Peguei no sono na banheira.
Não me surpreendi quando acordei, horas depois, com a água já fria e meu corpo relaxado. A água me receberá bem demais, depois de um longo e estressante dia, para que eu não me deixar levar. Minha recompensa era a energia que eu sentia outra vez pulsando nos meus ossos, traduzindo-se em magia faiscando na ponta dos meus dedos: já fazia tempo que eu não usava meu poder e ele, depois que todo o resto foi devidamente resolvido, agora clamava minha atenção. Foi um alívio deixar que um pouco daquilo, mesmo uma fração tão mínima, saísse de mim quando fiz a toalha vir em minha direção, enrolando-a no meu corpo enquanto meus braços permaneciam parados acima da cabeça.
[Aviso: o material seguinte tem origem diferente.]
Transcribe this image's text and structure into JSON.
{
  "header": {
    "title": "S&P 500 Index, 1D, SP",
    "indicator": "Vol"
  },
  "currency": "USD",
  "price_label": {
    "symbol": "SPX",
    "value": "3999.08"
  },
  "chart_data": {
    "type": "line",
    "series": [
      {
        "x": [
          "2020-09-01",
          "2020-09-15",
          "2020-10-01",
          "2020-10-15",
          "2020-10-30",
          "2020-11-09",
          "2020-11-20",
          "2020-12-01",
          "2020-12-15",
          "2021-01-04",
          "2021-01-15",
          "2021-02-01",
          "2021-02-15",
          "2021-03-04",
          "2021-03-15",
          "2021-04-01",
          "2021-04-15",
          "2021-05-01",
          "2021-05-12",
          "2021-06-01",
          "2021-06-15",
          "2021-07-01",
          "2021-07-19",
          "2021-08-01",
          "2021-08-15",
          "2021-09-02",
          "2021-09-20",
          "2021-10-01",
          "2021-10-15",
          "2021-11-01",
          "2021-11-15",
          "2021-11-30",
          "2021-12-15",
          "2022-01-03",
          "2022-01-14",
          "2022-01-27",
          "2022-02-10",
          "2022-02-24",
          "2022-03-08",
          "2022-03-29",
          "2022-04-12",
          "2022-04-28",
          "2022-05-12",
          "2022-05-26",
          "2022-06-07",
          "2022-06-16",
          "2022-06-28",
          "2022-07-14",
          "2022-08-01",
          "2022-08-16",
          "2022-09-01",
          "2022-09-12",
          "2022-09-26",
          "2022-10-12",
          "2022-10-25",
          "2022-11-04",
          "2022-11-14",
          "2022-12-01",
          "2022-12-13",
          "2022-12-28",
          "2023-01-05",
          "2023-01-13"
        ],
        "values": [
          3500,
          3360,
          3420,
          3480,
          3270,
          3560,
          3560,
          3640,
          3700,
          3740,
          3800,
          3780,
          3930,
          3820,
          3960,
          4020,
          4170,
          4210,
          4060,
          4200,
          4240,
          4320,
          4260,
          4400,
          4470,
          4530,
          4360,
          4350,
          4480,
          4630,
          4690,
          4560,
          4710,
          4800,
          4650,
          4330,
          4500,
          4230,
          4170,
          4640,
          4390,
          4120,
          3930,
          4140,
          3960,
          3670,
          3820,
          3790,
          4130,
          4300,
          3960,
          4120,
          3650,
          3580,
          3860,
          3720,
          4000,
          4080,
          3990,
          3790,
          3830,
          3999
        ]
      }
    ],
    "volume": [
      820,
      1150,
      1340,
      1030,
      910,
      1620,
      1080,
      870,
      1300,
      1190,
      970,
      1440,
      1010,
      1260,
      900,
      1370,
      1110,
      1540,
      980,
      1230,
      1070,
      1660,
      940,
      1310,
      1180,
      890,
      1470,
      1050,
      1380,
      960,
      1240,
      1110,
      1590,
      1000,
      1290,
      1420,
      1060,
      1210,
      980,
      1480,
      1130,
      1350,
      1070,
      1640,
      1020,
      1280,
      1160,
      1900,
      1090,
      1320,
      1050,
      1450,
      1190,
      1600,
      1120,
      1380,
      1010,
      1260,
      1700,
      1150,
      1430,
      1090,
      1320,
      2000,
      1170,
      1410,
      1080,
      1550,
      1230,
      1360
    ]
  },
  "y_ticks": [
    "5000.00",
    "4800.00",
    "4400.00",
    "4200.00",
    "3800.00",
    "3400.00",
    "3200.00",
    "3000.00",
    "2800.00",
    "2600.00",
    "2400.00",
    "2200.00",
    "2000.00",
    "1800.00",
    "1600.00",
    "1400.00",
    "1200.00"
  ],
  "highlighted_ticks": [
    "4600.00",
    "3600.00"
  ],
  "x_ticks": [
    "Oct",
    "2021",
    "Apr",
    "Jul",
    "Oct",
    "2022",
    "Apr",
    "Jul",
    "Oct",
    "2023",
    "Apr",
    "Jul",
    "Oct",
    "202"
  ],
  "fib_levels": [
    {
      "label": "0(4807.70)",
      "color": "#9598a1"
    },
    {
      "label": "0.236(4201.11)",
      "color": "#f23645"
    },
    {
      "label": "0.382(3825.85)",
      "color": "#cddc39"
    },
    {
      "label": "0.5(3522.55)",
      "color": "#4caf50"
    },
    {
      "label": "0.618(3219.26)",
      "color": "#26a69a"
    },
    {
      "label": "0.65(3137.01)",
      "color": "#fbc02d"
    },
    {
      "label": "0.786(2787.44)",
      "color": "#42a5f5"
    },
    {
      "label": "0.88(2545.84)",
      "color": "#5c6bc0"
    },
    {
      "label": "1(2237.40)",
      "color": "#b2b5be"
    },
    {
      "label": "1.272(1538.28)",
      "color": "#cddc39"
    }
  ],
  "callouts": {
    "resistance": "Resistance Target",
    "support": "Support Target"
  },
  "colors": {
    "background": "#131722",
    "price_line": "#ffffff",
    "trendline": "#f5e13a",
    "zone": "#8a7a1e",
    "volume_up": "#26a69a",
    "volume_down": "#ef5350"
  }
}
Saindo da pequena piscina que era a banheira, escutei o lado de fora com atenção. Ainda estava cedo o bastante para minhas companheiras dormirem, mas eu sabia que não por muito tempo. Era o suficiente, porém, para que eu me esgueirasse e pegasse uma muda de roupas das minhas limitadas opções e voltasse para o banheiro – uma operação rápida, simples e necessária, uma vez que não era do meu interesse deixar que qualquer uma delas enxergasse o quanto eu era destruída. Seus olhares e palavras não ditas eram o suficiente sobre minhas mãos sem que elas vissem todo o resto.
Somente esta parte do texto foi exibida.